As Andrew moved into another conversation, I knew no one would come any closer. And the hum of the party, the easy warmth of companionship—it was almost enough. It reminded me of the car ride back to college. The May greenery of Hammond Pond Parkway had streamed by outside the window, the trees appearing both looser and more dazzling than they ever had. It was easier now to see shape, to see pattern—and much harder to see the leaves, dappled by the sunlight, as solid, as limited to just being leaves.
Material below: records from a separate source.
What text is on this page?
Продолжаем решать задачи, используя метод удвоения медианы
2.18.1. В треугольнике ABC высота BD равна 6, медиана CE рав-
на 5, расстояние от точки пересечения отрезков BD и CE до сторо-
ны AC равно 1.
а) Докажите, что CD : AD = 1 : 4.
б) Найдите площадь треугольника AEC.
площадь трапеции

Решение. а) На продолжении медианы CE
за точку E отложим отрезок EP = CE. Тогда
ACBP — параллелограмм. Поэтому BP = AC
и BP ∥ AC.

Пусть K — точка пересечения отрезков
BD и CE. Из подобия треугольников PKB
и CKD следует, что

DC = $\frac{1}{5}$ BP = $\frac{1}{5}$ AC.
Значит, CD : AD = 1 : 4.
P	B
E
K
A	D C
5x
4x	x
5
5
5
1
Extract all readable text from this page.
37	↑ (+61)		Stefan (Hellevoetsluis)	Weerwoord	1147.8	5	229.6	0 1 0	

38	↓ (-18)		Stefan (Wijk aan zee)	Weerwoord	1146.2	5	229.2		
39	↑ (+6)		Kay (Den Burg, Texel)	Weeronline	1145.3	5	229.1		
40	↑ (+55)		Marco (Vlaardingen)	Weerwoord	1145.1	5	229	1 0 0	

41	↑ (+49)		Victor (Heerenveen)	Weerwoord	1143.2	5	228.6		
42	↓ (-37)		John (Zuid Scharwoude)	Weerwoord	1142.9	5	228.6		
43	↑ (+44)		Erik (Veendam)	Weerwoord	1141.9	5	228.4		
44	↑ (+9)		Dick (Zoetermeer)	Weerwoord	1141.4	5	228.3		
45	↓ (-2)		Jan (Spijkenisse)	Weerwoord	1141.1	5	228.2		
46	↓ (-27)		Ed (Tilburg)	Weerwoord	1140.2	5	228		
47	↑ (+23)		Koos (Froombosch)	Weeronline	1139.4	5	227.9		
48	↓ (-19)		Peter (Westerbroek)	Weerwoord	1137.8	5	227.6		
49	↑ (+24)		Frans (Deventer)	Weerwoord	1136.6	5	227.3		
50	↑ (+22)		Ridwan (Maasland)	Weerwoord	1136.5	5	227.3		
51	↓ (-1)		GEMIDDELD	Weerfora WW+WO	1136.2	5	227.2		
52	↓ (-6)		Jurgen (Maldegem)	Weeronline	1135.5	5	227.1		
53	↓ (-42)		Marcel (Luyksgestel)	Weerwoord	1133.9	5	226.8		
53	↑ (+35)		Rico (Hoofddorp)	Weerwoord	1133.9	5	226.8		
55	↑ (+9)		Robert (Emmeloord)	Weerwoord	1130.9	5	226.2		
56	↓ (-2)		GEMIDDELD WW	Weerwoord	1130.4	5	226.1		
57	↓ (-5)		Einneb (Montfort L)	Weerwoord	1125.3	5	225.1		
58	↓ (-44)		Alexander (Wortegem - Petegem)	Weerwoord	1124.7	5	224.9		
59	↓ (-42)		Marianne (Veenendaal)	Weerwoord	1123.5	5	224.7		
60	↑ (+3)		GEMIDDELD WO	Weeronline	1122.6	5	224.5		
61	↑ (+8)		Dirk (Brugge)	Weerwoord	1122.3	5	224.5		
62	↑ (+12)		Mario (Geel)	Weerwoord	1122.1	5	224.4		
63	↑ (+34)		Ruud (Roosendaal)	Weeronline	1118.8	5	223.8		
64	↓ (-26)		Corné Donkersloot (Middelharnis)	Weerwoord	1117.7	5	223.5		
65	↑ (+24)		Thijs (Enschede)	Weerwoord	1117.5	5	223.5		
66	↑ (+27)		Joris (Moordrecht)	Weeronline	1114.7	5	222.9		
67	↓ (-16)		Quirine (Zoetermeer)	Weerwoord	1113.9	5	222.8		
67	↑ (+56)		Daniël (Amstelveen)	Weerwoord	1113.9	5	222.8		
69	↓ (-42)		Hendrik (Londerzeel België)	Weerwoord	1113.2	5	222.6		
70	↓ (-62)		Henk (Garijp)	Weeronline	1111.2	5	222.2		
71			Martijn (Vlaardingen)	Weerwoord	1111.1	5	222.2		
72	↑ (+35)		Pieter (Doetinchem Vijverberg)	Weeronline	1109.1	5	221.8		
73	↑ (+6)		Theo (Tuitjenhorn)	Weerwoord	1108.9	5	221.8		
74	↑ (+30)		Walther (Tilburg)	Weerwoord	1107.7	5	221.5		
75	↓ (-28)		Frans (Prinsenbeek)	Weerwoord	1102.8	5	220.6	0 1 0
My vision see-sawed between the two—if I leaned into the world and kept a hard focus, the leaves looked as they always had, though a bit more flat; if I leaned back and let my focus go soft, the leaves transformed into shimmering patterns, the spaces between them filled with light, each tree like some primeval chandelier. The game scared me a bit, how easy it was to lose the firmness of the world, its definition—to feel, as with the very word
definition
, how much meaning depends on shape. But the game also relaxed me, which was enough for me not to question it too much. And now I found I could do the same thing with my friends, could see them and myself as patterns of conversation, patterns of silence. What came naturally visually, apparently, also came naturally psychologically. But there was a sadness in the center, some heightened sense of the space I'd always felt between me and other people. Being a confidant was a role I liked, listening to Mom in the kitchen before dinner, or to Andrew raving about some new
poem, but it wasn't a role I'd ever learned to let someone play for me. My privacy had always been a natural moat, a helpful protection. But it was strange. Now that I felt most vulnerable, it was a moat I did not entirely want.
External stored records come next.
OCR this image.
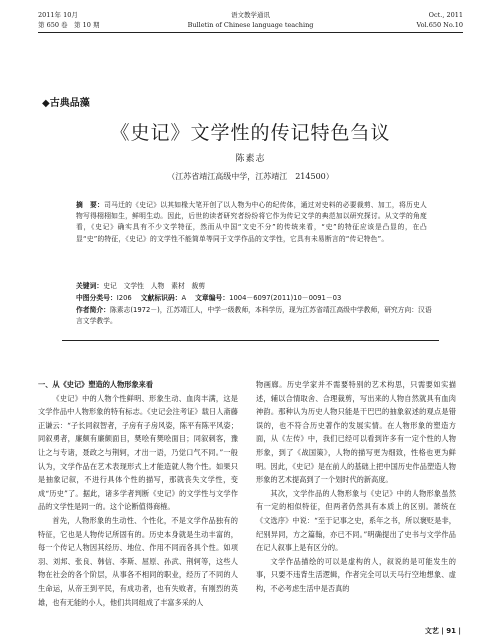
2011年 10月
第 650 卷　第 10 期
语文教学通讯
Bulletin of Chinese language teaching
Oct., 2011
Vol.650 No.10
◆古典品藻
《史记》文学性的传记特色刍议
陈素志
（江苏省靖江高级中学，江苏靖江　214500）
摘　要：司马迁的《史记》以其如椽大笔开创了以人物为中心的纪传体，通过对史料的必要裁剪、加工，将历史人物写得栩栩如生，鲜明生动。因此，后世的读者研究者纷纷将它作为传记文学的典范加以研究探讨。从文学的角度看，《史记》确实具有不少文学特征，然而从中国“文史不分”的传统来看，“史”的特征应该是凸显的，在凸显“史”的特征，《史记》的文学性不能简单等同于文学作品的文学性，它具有未易断言的“传记特色”。
关键词：史记　文学性　人物　素材　裁剪
中图分类号：I206　 文献标识码：A　 文章编号：1004－6097(2011)10－0091－03
作者简介：陈素志(1972－)，江苏靖江人，中学一级教师，本科学历，现为江苏省靖江高级中学教师，研究方向：汉语言文学教学。

一、从《史记》塑造的人物形象来看

《史记》中的人物个性鲜明、形象生动、血肉丰满，这是文学作品中人物形象的特有标志。《史记会注考证》载日人斋藤正谦云：“子长同叙智者，子房有子房风姿，陈平有陈平风姿；同叙勇者，廉颇有廉颇面目，樊哙有樊哙面目；同叙刺客，豫让之与专诸，聂政之与荆轲，才出一语，乃觉口气不同。”一般认为，文学作品在艺术表现形式上才能造就人物个性。如果只是抽象记叙，不进行具体个性的描写，那就丧失文学性，变成“历史”了。据此，诸多学者判断《史记》的文学性与文学作品的文学性是同一的。这个论断值得商榷。

首先，人物形象的生动性、个性化，不是文学作品独有的特征，它也是人物传记所固有的。历史本身就是生动丰富的，每一个传记人物因其经历、地位、作用不同而各具个性。如项羽、刘邦、张良、韩信、李斯、屈原、孙武、荆轲等，这些人物在社会的各个阶层，从事各不相同的职业，经历了不同的人生命运，从帝王到平民，有成功者，也有失败者，有刚烈的英雄，也有无能的小人，他们共同组成了丰富多采的人

物画廊。历史学家并不需要特别的艺术构思，只需要如实描述，辅以合情取舍、合理裁剪，写出来的人物自然就具有血肉神韵。那种认为历史人物只能是干巴巴的抽象叙述的观点是错误的，也不符合历史著作的发展实情。在人物形象的塑造方面，从《左传》中，我们已经可以看到许多有一定个性的人物形象，到了《战国策》，人物的描写更为细致，性格也更为鲜明。因此，《史记》是在前人的基础上把中国历史作品塑造人物形象的艺术提高到了一个划时代的新高度。

其次，文学作品的人物形象与《史记》中的人物形象虽然有一定的相似特征，但两者仍然具有本质上的区别。萧统在《文选序》中说：“至于记事之史，系年之书，所以褒贬是非，纪别异同，方之篇翰，亦已不同。”明确提出了史书与文学作品在记人叙事上是有区分的。

文学作品描绘的可以是虚构的人，叙说的是可能发生的事，只要不违背生活逻辑，作者完全可以天马行空地想象、虚构，不必考虑生活中是否真的

文艺 | 91 |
The snow began. It spit, it blew, but it kept falling. It fell, and fell, and I began to forget the air between the trees wasn't always filled with snow, that the windows had ever showed stillness or sky. Inside the woods the air grew quieter, more intimate. The snow took no notice. It fell through the gray, flat afternoons, and it fell, brushing against the windowpane above the futon, through the starless night.
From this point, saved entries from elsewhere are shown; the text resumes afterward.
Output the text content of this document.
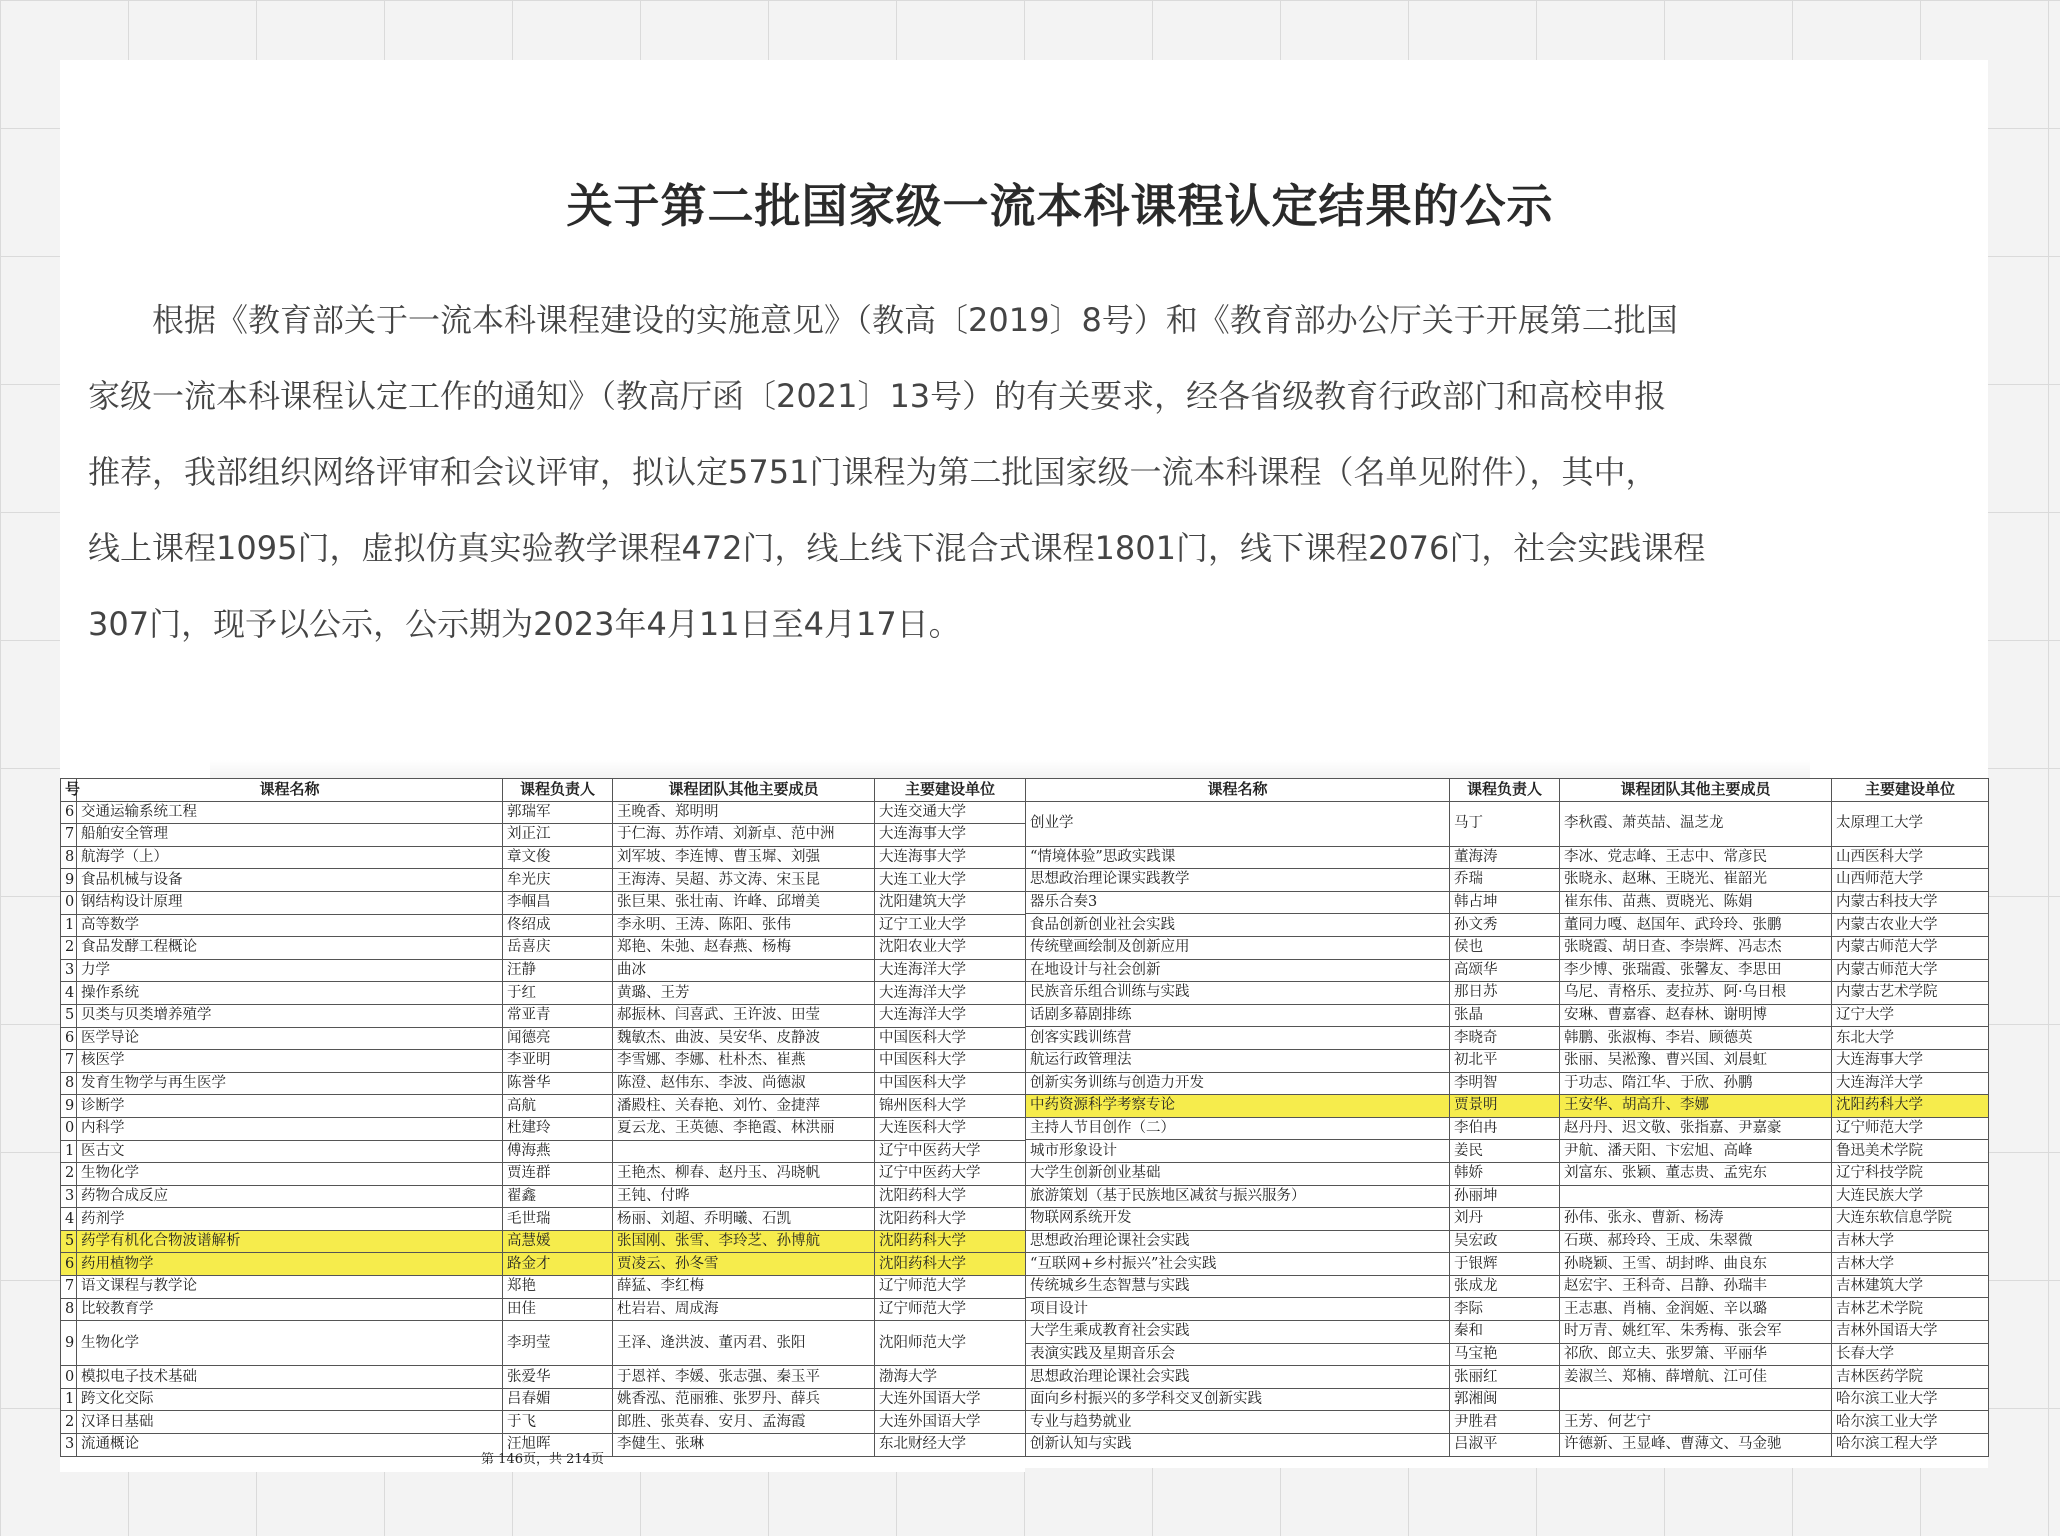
关于第二批国家级一流本科课程认定结果的公示
根据《教育部关于一流本科课程建设的实施意见》（教高〔2019〕8号）和《教育部办公厅关于开展第二批国
家级一流本科课程认定工作的通知》（教高厅函〔2021〕13号）的有关要求，经各省级教育行政部门和高校申报
推荐，我部组织网络评审和会议评审，拟认定5751门课程为第二批国家级一流本科课程（名单见附件），其中，
线上课程1095门，虚拟仿真实验教学课程472门，线上线下混合式课程1801门，线下课程2076门，社会实践课程
307门，现予以公示，公示期为2023年4月11日至4月17日。
号	课程名称	课程负责人	课程团队其他主要成员	主要建设单位
6	交通运输系统工程	郭瑞军	王晚香、郑明明	大连交通大学
7	船舶安全管理	刘正江	于仁海、苏作靖、刘新卓、范中洲	大连海事大学
8	航海学（上）	章文俊	刘军坡、李连博、曹玉墀、刘强	大连海事大学
9	食品机械与设备	牟光庆	王海涛、吴超、苏文涛、宋玉昆	大连工业大学
0	钢结构设计原理	李帼昌	张巨果、张壮南、许峰、邱增美	沈阳建筑大学
1	高等数学	佟绍成	李永明、王涛、陈阳、张伟	辽宁工业大学
2	食品发酵工程概论	岳喜庆	郑艳、朱弛、赵春燕、杨梅	沈阳农业大学
3	力学	汪静	曲冰	大连海洋大学
4	操作系统	于红	黄璐、王芳	大连海洋大学
5	贝类与贝类增养殖学	常亚青	郝振林、闫喜武、王许波、田莹	大连海洋大学
6	医学导论	闻德亮	魏敏杰、曲波、吴安华、皮静波	中国医科大学
7	核医学	李亚明	李雪娜、李娜、杜朴杰、崔燕	中国医科大学
8	发育生物学与再生医学	陈誉华	陈澄、赵伟东、李波、尚德淑	中国医科大学
9	诊断学	高航	潘殿柱、关春艳、刘竹、金捷萍	锦州医科大学
0	内科学	杜建玲	夏云龙、王英德、李艳霞、林洪丽	大连医科大学
1	医古文	傅海燕		辽宁中医药大学
2	生物化学	贾连群	王艳杰、柳春、赵丹玉、冯晓帆	辽宁中医药大学
3	药物合成反应	翟鑫	王钝、付晔	沈阳药科大学
4	药剂学	毛世瑞	杨丽、刘超、乔明曦、石凯	沈阳药科大学
5	药学有机化合物波谱解析	高慧媛	张国刚、张雪、李玲芝、孙博航	沈阳药科大学
6	药用植物学	路金才	贾凌云、孙冬雪	沈阳药科大学
7	语文课程与教学论	郑艳	薛猛、李红梅	辽宁师范大学
8	比较教育学	田佳	杜岩岩、周成海	辽宁师范大学
9	生物化学	李玥莹	王泽、逄洪波、董丙君、张阳	沈阳师范大学
0	模拟电子技术基础	张爱华	于恩祥、李媛、张志强、秦玉平	渤海大学
1	跨文化交际	吕春媚	姚香泓、范丽雅、张罗丹、薛兵	大连外国语大学
2	汉译日基础	于飞	郎胜、张英春、安月、孟海霞	大连外国语大学
3	流通概论	汪旭晖	李健生、张琳	东北财经大学
第 146页，共 214页
课程名称	课程负责人	课程团队其他主要成员	主要建设单位
创业学	马丁	李秋霞、萧英喆、温芝龙	太原理工大学
“情境体验”思政实践课	董海涛	李冰、党志峰、王志中、常彦民	山西医科大学
思想政治理论课实践教学	乔瑞	张晓永、赵琳、王晓光、崔韶光	山西师范大学
器乐合奏3	韩占坤	崔东伟、苗燕、贾晓光、陈娟	内蒙古科技大学
食品创新创业社会实践	孙文秀	董同力嘎、赵国年、武玲玲、张鹏	内蒙古农业大学
传统壁画绘制及创新应用	侯也	张晓霞、胡日查、李崇辉、冯志杰	内蒙古师范大学
在地设计与社会创新	高颂华	李少博、张瑞霞、张馨友、李思田	内蒙古师范大学
民族音乐组合训练与实践	那日苏	乌尼、青格乐、麦拉苏、阿·乌日根	内蒙古艺术学院
话剧多幕剧排练	张晶	安琳、曹嘉睿、赵春林、谢明博	辽宁大学
创客实践训练营	李晓奇	韩鹏、张淑梅、李岩、顾德英	东北大学
航运行政管理法	初北平	张丽、吴淞豫、曹兴国、刘晨虹	大连海事大学
创新实务训练与创造力开发	李明智	于功志、隋江华、于欣、孙鹏	大连海洋大学
中药资源科学考察专论	贾景明	王安华、胡高升、李娜	沈阳药科大学
主持人节目创作（二）	李伯冉	赵丹丹、迟文敬、张指嘉、尹嘉豪	辽宁师范大学
城市形象设计	姜民	尹航、潘天阳、卞宏旭、高峰	鲁迅美术学院
大学生创新创业基础	韩娇	刘富东、张颖、董志贵、孟宪东	辽宁科技学院
旅游策划（基于民族地区减贫与振兴服务）	孙丽坤		大连民族大学
物联网系统开发	刘丹	孙伟、张永、曹新、杨涛	大连东软信息学院
思想政治理论课社会实践	吴宏政	石瑛、郝玲玲、王成、朱翠微	吉林大学
“互联网+乡村振兴”社会实践	于银辉	孙晓颖、王雪、胡封晔、曲良东	吉林大学
传统城乡生态智慧与实践	张成龙	赵宏宇、王科奇、吕静、孙瑞丰	吉林建筑大学
项目设计	李际	王志惠、肖楠、金润姬、辛以璐	吉林艺术学院
大学生乘成教育社会实践	秦和	时万青、姚红军、朱秀梅、张会军	吉林外国语大学
表演实践及星期音乐会	马宝艳	祁欣、郎立夫、张罗箫、平丽华	长春大学
思想政治理论课社会实践	张丽红	姜淑兰、郑楠、薛增航、江可佳	吉林医药学院
面向乡村振兴的多学科交叉创新实践	郭湘闽		哈尔滨工业大学
专业与趋势就业	尹胜君	王芳、何艺宁	哈尔滨工业大学
创新认知与实践	吕淑平	许德新、王显峰、曹薄文、马金驰	哈尔滨工程大学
Nothing was more simple and more complex than walking outside in the morning. At first, there was everything and nothing, too much and too little: too much space and brightness and sky, too little that was legible in any language that was human. The shocking brightness of the snow, the cold on the exposed skin around my eyes, the scent of the woodsmoke pushing in behind the chill, which offered a kind of balance and kept my perspective from contracting in the cold. My footprints of the day before would be gone. I would stand there in the trackless white, in my black snowboots and snowpants, breathing in and out heavily behind my neckwarmer, like a man newly arrived on the moon. I would wait to see movement, to hear movement. The ragged dance of the smoke from the chimney against the bright blue sky. Or a parcel of snow sliding from the overloaded arms of one of the evergreens. And the dull percussion of snow hitting snow, the mild reflex of the branch swinging toward its place again, would include me, like the opening of a conversation, a first word. Not the first thing to move, I would feel safe to begin moving—as though I had been welcomed, as though I wasn't intruding into a conversation in which I had no part.